Darmflora ist ein älterer und umgangssprachlicher Ausdruck für die Mikroorganismen im Darm. Darmmikrobiom ist der modernere, umfassendere Begriff, wenn auch genetische Informationen und funktionelle Zusammenhänge betrachtet werden.

Welche Organismen gehören zur Darmmikrobiota?

Zur Darmmikrobiota können Bakterien, Archaeen, Viren, Pilze und Protozoen gehören. Ihre Zusammensetzung unterscheidet sich von Mensch zu Mensch und kann sich im Laufe des Lebens verändern.

Kann ein Mikrobiomtest die Darmgesundheit beurteilen?

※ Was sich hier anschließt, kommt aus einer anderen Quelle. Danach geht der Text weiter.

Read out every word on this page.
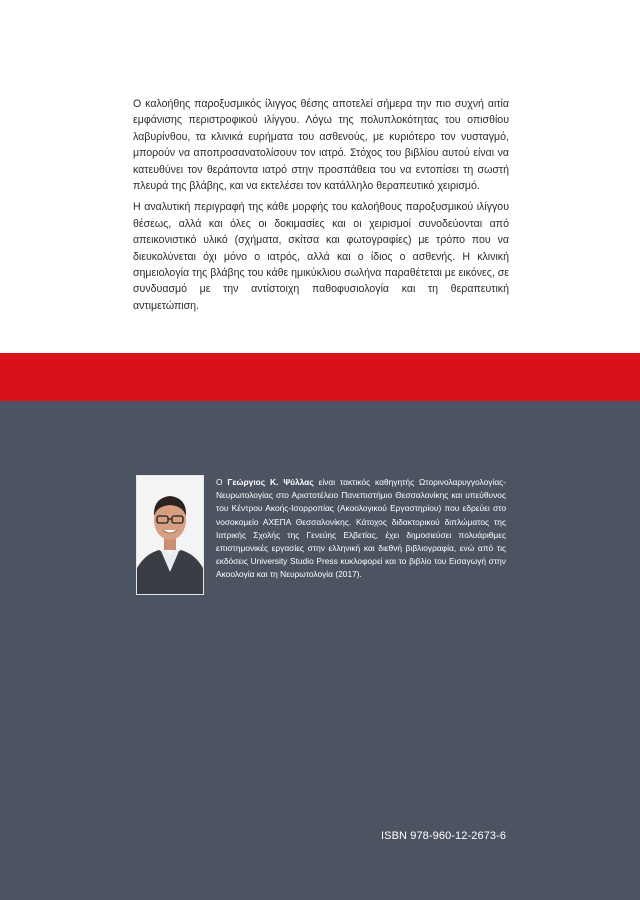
Ο καλοήθης παροξυσμικός ίλιγγος θέσης αποτελεί σήμερα την πιο συχνή αιτία εμφάνισης περιστροφικού ιλίγγου. Λόγω της πολυπλοκότητας του οπισθίου λαβυρίνθου, τα κλινικά ευρήματα του ασθενούς, με κυριότερο τον νυσταγμό, μπορούν να αποπροσανατολίσουν τον ιατρό. Στόχος του βιβλίου αυτού είναι να κατευθύνει τον θεράποντα ιατρό στην προσπάθεια του να εντοπίσει τη σωστή πλευρά της βλάβης, και να εκτελέσει τον κατάλληλο θεραπευτικό χειρισμό.

Η αναλυτική περιγραφή της κάθε μορφής του καλοήθους παροξυσμικού ιλίγγου θέσεως, αλλά και όλες οι δοκιμασίες και οι χειρισμοί συνοδεύονται από απεικονιστικό υλικό (σχήματα, σκίτσα και φωτογραφίες) με τρόπο που να διευκολύνεται όχι μόνο ο ιατρός, αλλά και ο ίδιος ο ασθενής. Η κλινική σημειολογία της βλάβης του κάθε ημικύκλιου σωλήνα παραθέτεται με εικόνες, σε συνδυασμό με την αντίστοιχη παθοφυσιολογία και τη θεραπευτική αντιμετώπιση.

Ο Γεώργιος Κ. Ψύλλας είναι τακτικός καθηγητής Ωτορινολαρυγγολογίας-Νευρωτολογίας στο Αριστοτέλειο Πανεπιστήμιο Θεσσαλονίκης και υπεύθυνος του Κέντρου Ακοής-Ισορροπίας (Ακοολογικού Εργαστηρίου) που εδρεύει στο νοσοκομείο ΑΧΕΠΑ Θεσσαλονίκης. Κάτοχος διδακτορικού διπλώματος της Ιατρικής Σχολής της Γενεύης Ελβετίας, έχει δημοσιεύσει πολυάριθμες επιστημονικές εργασίες στην ελληνική και διεθνή βιβλιογραφία, ενώ από τις εκδόσεις University Studio Press κυκλοφορεί και το βιβλίο του Εισαγωγή στην Ακοολογία και τη Νευρωτολογία (2017).
ISBN 978-960-12-2673-6
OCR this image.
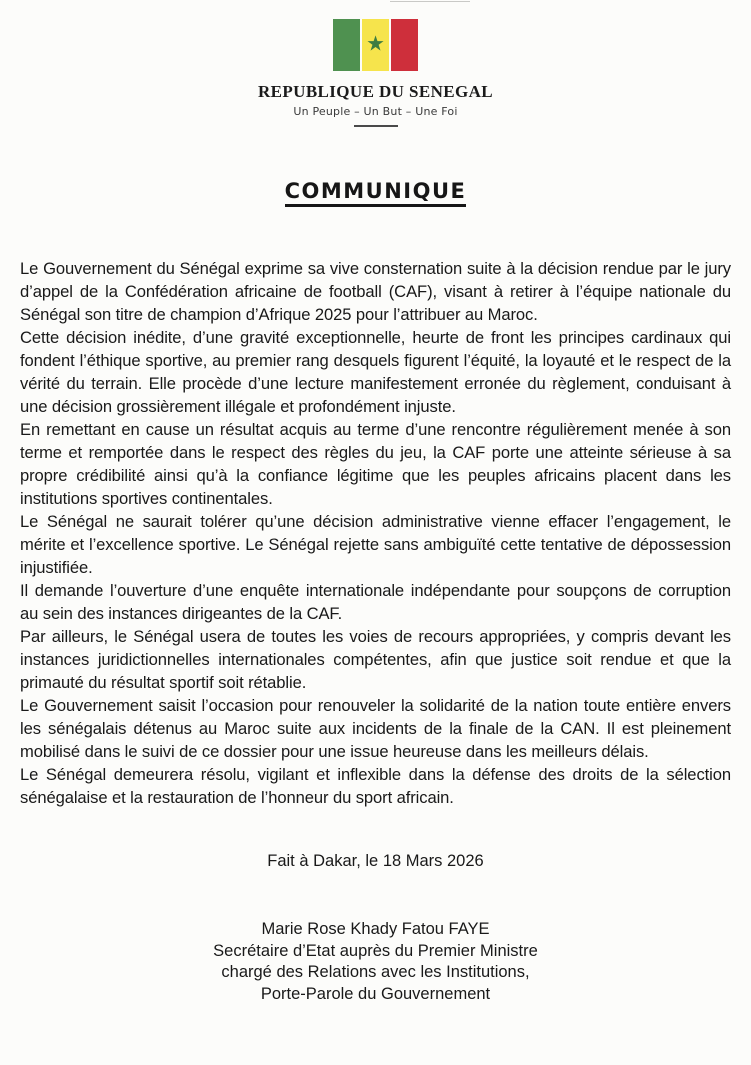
★
REPUBLIQUE DU SENEGAL
Un Peuple – Un But – Une Foi
COMMUNIQUE

Le Gouvernement du Sénégal exprime sa vive consternation suite à la décision rendue par le jury d’appel de la Confédération africaine de football (CAF), visant à retirer à l’équipe nationale du Sénégal son titre de champion d’Afrique 2025 pour l’attribuer au Maroc.

Cette décision inédite, d’une gravité exceptionnelle, heurte de front les principes cardinaux qui fondent l’éthique sportive, au premier rang desquels figurent l’équité, la loyauté et le respect de la vérité du terrain. Elle procède d’une lecture manifestement erronée du règlement, conduisant à une décision grossièrement illégale et profondément injuste.

En remettant en cause un résultat acquis au terme d’une rencontre régulièrement menée à son terme et remportée dans le respect des règles du jeu, la CAF porte une atteinte sérieuse à sa propre crédibilité ainsi qu’à la confiance légitime que les peuples africains placent dans les institutions sportives continentales.

Le Sénégal ne saurait tolérer qu’une décision administrative vienne effacer l’engagement, le mérite et l’excellence sportive. Le Sénégal rejette sans ambiguïté cette tentative de dépossession injustifiée.

Il demande l’ouverture d’une enquête internationale indépendante pour soupçons de corruption au sein des instances dirigeantes de la CAF.

Par ailleurs, le Sénégal usera de toutes les voies de recours appropriées, y compris devant les instances juridictionnelles internationales compétentes, afin que justice soit rendue et que la primauté du résultat sportif soit rétablie.

Le Gouvernement saisit l’occasion pour renouveler la solidarité de la nation toute entière envers les sénégalais détenus au Maroc suite aux incidents de la finale de la CAN. Il est pleinement mobilisé dans le suivi de ce dossier pour une issue heureuse dans les meilleurs délais.

Le Sénégal demeurera résolu, vigilant et inflexible dans la défense des droits de la sélection sénégalaise et la restauration de l’honneur du sport africain.

Fait à Dakar, le 18 Mars 2026
Marie Rose Khady Fatou FAYE
Secrétaire d’Etat auprès du Premier Ministre
chargé des Relations avec les Institutions,
Porte-Parole du Gouvernement
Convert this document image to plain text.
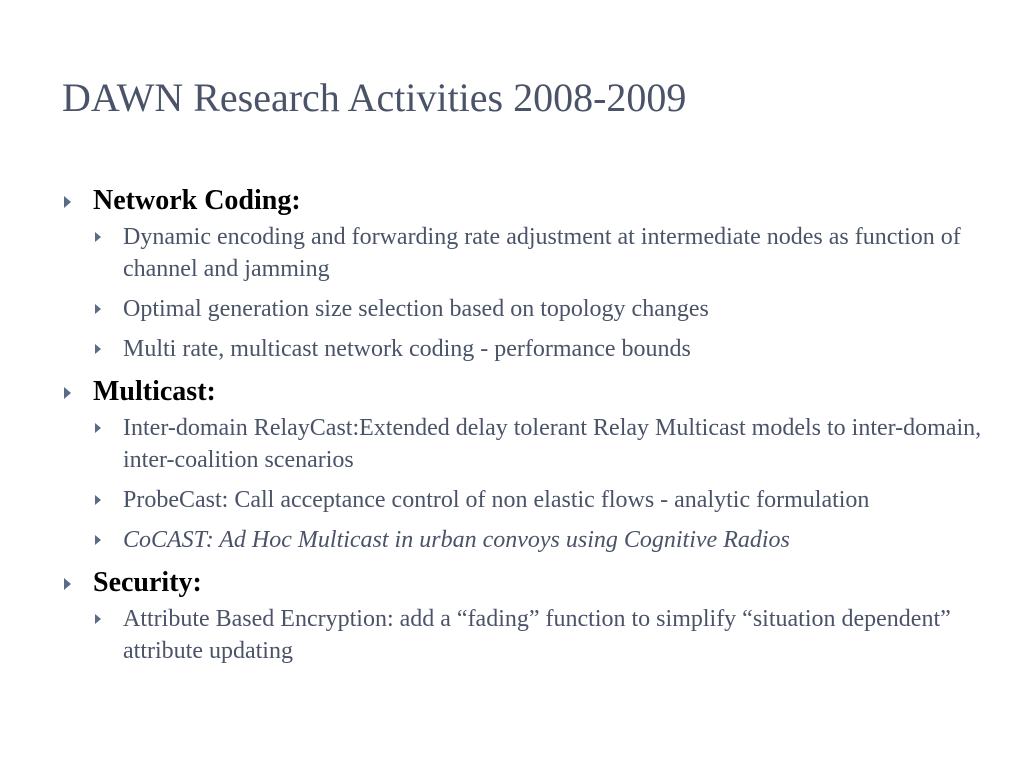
DAWN Research Activities 2008-2009
Network Coding:
Dynamic encoding and forwarding rate adjustment at intermediate nodes as function of channel and jamming
Optimal generation size selection based on topology changes
Multi rate, multicast network coding - performance bounds
Multicast:
Inter-domain RelayCast:Extended delay tolerant Relay Multicast models to inter-domain, inter-coalition scenarios
ProbeCast: Call acceptance control of non elastic flows - analytic formulation
CoCAST: Ad Hoc Multicast in urban convoys using Cognitive Radios
Security:
Attribute Based Encryption: add a “fading” function to simplify “situation dependent” attribute updating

Ein Mikrobiomtest untersucht je nach Verfahren bestimmte genetische Merkmale oder Mikroorganismen in einer Probe. Die Ergebnisse sind jedoch nicht automatisch eine Diagnose und lassen sich ohne medizinischen Kontext nur begrenzt interpretieren. Bei Beschwerden sollte ein Test keine ärztliche Untersuchung ersetzen.

Das Wichtigste auf einen Blick

Mikrobiota sind die lebenden Mikroorganismen in einem Lebensraum. Das Mikrobiom umfasst diese Gemeinschaft und je nach Definition zusätzlich ihre Gene, Stoffwechselprodukte, Funktionen und Wechselwirkungen. Wer diese Unterscheidung kennt, kann Informationen über Darmflora, Darmmikrobiota und Darmmikrobiom besser einordnen. Einzelne Begriffe oder Testergebnisse erlauben jedoch keine persönliche Diagnose.